Zonnepaneelbezitters moeten straks betalen om stroom terug te leveren

Huiseigenaren met zonnepanelen gaan mogelijk geld toeleggen op hun eigen stroomproductie. Vanaf 2027 vervalt de salderingsregeling, waardoor consumenten niet langer hun opgewekte stroom mogen wegstrepen tegen hun verbruik. Verschillende energieleveranciers rekenen nu al met nieuwe tarieven – en die pakken voor veel huishoudens negatief uit.
Volgens Vereniging Eigen Huis (VEH) is dat een klap voor gezinnen die hebben geïnvesteerd in verduurzaming. Directeur Cindy Kremer noemt de ontwikkeling tegenover AD “onacceptabel”.
Negatieve vergoeding bij twee energieleveranciers
Bij Innova Energie en Gewoon Energie betalen klanten vanaf 2027 netto geld om stroom terug te mogen leveren. Voor elke kilowattuur ontvangen zij 5,9 cent, maar betalen 11,5 cent aan terugleverkosten. Per saldo betekent dat een verlies van 5,6 cent per kWh. Een huishouden dat jaarlijks 2000 kilowattuur teruglevert, betaalt dan ruim 112 euro aan kosten in plaats van opbrengst.
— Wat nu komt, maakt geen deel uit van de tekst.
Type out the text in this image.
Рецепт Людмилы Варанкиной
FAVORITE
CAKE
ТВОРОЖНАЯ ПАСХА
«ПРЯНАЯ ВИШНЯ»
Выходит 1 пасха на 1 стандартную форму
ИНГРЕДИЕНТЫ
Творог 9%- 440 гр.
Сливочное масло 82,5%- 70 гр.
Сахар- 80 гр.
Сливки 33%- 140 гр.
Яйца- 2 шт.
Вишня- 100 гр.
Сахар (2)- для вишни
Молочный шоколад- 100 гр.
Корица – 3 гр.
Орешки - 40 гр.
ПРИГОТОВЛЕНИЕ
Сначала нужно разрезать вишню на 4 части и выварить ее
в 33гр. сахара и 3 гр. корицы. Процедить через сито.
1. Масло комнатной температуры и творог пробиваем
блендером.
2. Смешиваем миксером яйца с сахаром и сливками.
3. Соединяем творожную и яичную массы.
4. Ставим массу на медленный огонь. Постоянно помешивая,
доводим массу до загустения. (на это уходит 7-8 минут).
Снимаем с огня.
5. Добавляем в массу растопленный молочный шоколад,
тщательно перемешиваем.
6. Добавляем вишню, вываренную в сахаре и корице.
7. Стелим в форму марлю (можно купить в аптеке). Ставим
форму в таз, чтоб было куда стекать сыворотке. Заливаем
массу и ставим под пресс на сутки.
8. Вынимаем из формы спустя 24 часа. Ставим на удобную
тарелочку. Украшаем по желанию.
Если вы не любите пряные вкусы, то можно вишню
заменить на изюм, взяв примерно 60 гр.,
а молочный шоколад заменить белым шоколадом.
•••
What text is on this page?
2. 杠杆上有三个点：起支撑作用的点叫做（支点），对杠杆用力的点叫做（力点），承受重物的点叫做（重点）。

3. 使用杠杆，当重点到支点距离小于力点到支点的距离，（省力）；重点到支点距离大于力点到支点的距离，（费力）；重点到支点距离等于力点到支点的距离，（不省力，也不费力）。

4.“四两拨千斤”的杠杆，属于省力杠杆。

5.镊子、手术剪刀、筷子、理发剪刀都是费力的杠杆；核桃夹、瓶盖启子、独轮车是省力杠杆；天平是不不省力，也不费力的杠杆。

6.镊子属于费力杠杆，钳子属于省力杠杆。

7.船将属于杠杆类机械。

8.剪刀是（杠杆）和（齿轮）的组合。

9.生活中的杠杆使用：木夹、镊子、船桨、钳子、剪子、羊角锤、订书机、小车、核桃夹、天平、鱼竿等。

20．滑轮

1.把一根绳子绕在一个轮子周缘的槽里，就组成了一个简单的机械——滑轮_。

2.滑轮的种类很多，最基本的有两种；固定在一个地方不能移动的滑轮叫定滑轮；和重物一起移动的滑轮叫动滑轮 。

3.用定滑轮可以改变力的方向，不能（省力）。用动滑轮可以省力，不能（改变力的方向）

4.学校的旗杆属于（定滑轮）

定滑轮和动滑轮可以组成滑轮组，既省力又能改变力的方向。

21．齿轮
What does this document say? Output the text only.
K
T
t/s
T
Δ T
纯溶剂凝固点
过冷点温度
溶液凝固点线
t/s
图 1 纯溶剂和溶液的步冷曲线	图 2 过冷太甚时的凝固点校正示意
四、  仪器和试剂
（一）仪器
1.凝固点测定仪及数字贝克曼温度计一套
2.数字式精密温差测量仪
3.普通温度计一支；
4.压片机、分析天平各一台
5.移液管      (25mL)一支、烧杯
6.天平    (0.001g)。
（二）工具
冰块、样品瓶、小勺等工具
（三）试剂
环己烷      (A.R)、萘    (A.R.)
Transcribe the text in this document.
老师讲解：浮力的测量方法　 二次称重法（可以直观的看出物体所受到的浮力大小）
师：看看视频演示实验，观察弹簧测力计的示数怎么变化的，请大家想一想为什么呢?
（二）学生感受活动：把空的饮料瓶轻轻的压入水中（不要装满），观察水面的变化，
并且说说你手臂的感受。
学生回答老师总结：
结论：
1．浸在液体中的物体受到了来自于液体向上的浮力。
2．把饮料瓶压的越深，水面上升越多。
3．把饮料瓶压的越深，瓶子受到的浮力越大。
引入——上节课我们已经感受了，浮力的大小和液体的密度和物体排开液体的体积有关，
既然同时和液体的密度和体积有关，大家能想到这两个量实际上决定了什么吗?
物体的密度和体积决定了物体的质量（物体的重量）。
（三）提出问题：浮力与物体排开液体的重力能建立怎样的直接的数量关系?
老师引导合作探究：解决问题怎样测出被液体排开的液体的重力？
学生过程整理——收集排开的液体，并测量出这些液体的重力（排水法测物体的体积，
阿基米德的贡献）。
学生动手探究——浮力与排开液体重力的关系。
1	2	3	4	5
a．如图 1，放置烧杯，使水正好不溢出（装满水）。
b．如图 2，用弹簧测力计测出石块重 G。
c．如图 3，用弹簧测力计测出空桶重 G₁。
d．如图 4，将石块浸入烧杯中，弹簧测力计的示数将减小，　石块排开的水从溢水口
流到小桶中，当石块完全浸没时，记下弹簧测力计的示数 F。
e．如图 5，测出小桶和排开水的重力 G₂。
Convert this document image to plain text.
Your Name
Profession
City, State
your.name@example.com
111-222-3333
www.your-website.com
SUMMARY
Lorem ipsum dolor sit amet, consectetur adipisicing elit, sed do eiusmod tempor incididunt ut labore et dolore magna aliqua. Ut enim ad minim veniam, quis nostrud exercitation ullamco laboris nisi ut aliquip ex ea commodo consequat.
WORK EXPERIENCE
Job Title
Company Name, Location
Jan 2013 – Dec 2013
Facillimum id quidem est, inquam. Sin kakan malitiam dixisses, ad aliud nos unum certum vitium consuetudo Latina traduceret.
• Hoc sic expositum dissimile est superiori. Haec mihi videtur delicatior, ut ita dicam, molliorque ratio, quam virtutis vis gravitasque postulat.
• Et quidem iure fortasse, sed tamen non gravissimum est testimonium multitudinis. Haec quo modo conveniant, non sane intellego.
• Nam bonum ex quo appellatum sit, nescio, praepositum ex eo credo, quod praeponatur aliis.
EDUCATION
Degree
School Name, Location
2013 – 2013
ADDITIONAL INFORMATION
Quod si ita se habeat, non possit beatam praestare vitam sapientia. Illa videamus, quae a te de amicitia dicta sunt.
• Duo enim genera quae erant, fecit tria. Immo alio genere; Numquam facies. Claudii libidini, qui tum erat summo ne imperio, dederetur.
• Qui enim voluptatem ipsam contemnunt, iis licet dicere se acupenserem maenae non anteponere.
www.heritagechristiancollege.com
Vergelijkingssite Keuze.nl meldt dat inmiddels zeven leveranciers hun tarieven voor 2027 hebben bekendgemaakt. Alleen bij vijf daarvan blijft de vergoeding nog net positief – tussen de 0,25 en 1,41 cent per kilowattuur.
‘Mensen worden gestraft voor verduurzaming’
De VEH waarschuwt dat dit beleid het draagvlak voor de energietransitie ernstig ondermijnt. “Mensen worden op deze manier financieel gestraft voor het verduurzamen van hun woning,” zegt Kremer. Volgens haar is de afschaffing van het salderen al merkbaar: de verkoop van zonnepanelen stagneert.
“Door de afschaffing van het salderen is de aanschaf van zonnepanelen al stil komen te liggen. Straks gaan huiseigenaren hun panelen nog van hun dak halen,” zegt Kremer tegenover AD. “Dat terwijl zij een belangrijke schakel zijn in de energietransitie.”
De organisatie vraagt de politiek daarom om snel in te grijpen en wettelijk vast te leggen dat de vergoeding voor zonnestroom altijd netto positief moet zijn.
Terugleveren is nauwelijks te vermijden
Volgens de VEH is het voor de meeste huishoudens vrijwel onmogelijk om al hun zelf opgewekte stroom direct te gebruiken, meldt AD. Gemiddeld gaat slechts dertig procent van de zonne-energie rechtstreeks naar apparaten in huis; de rest vloeit automatisch terug het net op.
“Energieleveranciers, politici en netbeheerders roepen continu dat consumenten maar meer zonnestroom zelf moeten verbruiken,” zegt Kremer bij AD. “Maar in de praktijk is dat hartstikke moeilijk en kost dit ook weer extra geld.”
Alleen met grote verbruikers zoals een elektrische auto, warmtepomp of zonnestroomboiler lukt het om een groter deel zelf te benutten, zegt energiespecialist Judith Scholte van VEH tegenover AD.
‘Slim verbruiken’ blijkt lastig in praktijk
Volgens Scholte blijkt uit onderzoek dat veel mensen terughoudend zijn met zogenaamde ‘slimme’ oplossingen. Apparaten automatisch laten draaien op zonnestroom klinkt aantrekkelijk, maar blijkt in de praktijk lastig.
“Wasmachines kunnen wel op een timer worden gezet,” zegt Scholte bij AD. “Maar uit onderzoek dat wij deden blijkt dat veel mensen dat niet durven uit vrees dat er iets misgaat. Of omdat de kleding in de kreuk zit bij thuiskomst of stinkt van uren in de trommel zitten.”
Daarmee is het pleidooi van VEH helder: de politiek moet voorkomen dat duurzaam gedrag financieel wordt afgestraft. De verwachting is dat de discussie over terugleverkosten de komende maanden zal toenemen. De Tweede Kamer moet nog bepalen of er grenzen komen aan de negatieve vergoedingen.